The trip to the gorge is almost as eventful as the actual visit. The “shortcut” Erin’s cousin is taking is torturous, with narrow roads down steep hills punctuated with the kind of sharp S-turns that you only see in car commercials. The scenery is breath-taking, especially as we crest the top of hill and see the Alpine hilltops nearby. Every now and then we pass by a purple field of lavender and the atmosphere is bathed in the scent of the purple plant…almost like driving through a parfumerie.
The romance of the scent quickly dissipates however when driving along a cliffside road barely wide enough for 2 cars and with guardrails so flimsy that one would think they are merely symbolic or decorative.
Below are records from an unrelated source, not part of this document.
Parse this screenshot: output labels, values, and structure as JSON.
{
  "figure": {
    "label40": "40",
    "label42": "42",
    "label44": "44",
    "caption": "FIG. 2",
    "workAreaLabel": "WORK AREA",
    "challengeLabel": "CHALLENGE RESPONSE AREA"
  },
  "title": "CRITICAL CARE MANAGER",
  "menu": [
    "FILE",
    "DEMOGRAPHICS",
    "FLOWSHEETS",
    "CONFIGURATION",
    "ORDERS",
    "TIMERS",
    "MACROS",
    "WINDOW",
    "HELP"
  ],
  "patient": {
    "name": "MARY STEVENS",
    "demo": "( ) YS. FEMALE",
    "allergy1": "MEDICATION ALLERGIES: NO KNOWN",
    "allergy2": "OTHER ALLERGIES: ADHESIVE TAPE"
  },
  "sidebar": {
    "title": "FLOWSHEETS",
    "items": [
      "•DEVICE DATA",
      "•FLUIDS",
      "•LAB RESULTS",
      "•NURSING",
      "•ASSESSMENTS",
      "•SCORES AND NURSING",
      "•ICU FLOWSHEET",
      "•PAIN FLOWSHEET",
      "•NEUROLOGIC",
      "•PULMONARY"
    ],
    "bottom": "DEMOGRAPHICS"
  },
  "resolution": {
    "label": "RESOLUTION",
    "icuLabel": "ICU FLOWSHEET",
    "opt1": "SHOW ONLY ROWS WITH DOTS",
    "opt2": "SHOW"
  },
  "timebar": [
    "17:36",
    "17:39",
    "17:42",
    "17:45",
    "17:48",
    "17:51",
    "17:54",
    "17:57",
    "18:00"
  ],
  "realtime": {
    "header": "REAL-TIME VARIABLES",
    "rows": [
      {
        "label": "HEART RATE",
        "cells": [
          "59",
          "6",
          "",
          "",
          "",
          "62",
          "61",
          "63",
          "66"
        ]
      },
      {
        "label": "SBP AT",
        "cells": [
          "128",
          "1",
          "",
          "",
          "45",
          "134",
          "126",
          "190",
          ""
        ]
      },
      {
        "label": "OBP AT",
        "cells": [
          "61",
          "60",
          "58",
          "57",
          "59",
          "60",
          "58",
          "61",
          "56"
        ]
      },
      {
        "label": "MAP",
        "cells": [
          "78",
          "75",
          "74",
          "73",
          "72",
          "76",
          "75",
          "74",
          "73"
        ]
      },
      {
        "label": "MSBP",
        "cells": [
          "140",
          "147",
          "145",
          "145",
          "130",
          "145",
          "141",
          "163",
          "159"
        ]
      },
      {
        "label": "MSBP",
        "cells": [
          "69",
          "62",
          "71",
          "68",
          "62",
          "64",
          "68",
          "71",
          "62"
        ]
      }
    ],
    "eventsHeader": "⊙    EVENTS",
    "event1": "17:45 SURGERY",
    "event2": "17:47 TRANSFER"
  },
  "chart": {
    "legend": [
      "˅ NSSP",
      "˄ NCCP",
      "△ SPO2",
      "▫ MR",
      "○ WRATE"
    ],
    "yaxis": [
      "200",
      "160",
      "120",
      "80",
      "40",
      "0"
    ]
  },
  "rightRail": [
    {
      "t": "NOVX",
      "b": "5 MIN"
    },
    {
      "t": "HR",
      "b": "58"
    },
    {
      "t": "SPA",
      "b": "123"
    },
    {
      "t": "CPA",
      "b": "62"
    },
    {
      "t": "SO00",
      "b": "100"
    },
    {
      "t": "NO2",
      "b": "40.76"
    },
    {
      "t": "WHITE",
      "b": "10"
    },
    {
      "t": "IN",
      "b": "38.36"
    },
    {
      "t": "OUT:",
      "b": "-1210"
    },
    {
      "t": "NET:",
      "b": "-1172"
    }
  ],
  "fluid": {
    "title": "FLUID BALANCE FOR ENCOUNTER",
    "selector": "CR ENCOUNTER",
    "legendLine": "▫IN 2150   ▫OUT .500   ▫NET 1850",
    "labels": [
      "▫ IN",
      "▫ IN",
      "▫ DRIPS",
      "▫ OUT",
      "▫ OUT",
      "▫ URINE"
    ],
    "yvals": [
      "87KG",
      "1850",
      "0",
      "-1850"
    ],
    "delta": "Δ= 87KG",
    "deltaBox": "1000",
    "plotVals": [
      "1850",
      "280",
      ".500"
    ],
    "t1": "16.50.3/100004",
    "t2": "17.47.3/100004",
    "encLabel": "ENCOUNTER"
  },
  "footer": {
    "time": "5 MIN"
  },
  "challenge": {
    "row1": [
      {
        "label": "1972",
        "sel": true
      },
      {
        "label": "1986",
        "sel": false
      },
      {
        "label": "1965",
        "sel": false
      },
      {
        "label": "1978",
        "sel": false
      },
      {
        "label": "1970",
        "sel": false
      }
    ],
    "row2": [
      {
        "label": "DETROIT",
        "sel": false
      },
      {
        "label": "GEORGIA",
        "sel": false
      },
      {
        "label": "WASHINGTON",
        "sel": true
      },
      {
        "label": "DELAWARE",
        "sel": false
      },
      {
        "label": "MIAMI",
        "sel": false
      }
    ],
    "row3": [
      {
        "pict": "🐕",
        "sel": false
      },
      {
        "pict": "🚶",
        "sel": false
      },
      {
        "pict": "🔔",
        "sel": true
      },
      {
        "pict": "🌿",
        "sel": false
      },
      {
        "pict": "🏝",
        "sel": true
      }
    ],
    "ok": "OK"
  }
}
But finally we arrive at the gorge at Lac Ste-Croix which runs off the river Verdon and there is a collective sucking in of air as the scene takes our breath away. The gorge is a notch between two mountains with turquoise waters running though it. We park (parking, in this case, means driving through a small forest and parking between trees), stake out our spot by the beach and throw the kids in the water.
We have a quick picnic lunch then rent a couple of pedal-boats, strap some life jackets on the kids and head off beyond the bridge to the gorge. The atmosphere on the turquoise water is remarkable. The water is perfect to swim in and the face of the mountains on each side is imposing. There are dozens of canoes and pedal-boats navigating through the traffic jam on the waters. The kids jump off the bow and swim between the pedal boats.
We have another quick swim and, as the place starts to get crowded, we leave and head off to a small village in the Alps called Moustiers Ste-Marie. The traffic situation is critical with cars parked everywhere on the hilly roads of the village. We find a spot, regroup and walk through the village nestled near the mountain top. Up above, there is a chapel and a stone gate that is accessible via a path and a stone bridge. The sun is too hot for us to attempt the trek but, it is said, at the top of the hill is a relic of Mary Magdeleine who was chased here from Jerusalem, set adrift on a boat and ended up in Marseille and, it is said, found a cave in the hills of Moustiers and lived out her life in piety here. I suspect she made it up the hill and didn’t have enough energy to come back down because it’s one heck of a hike. Eventually we leave, head home and have a late dinner and watch the sun go down.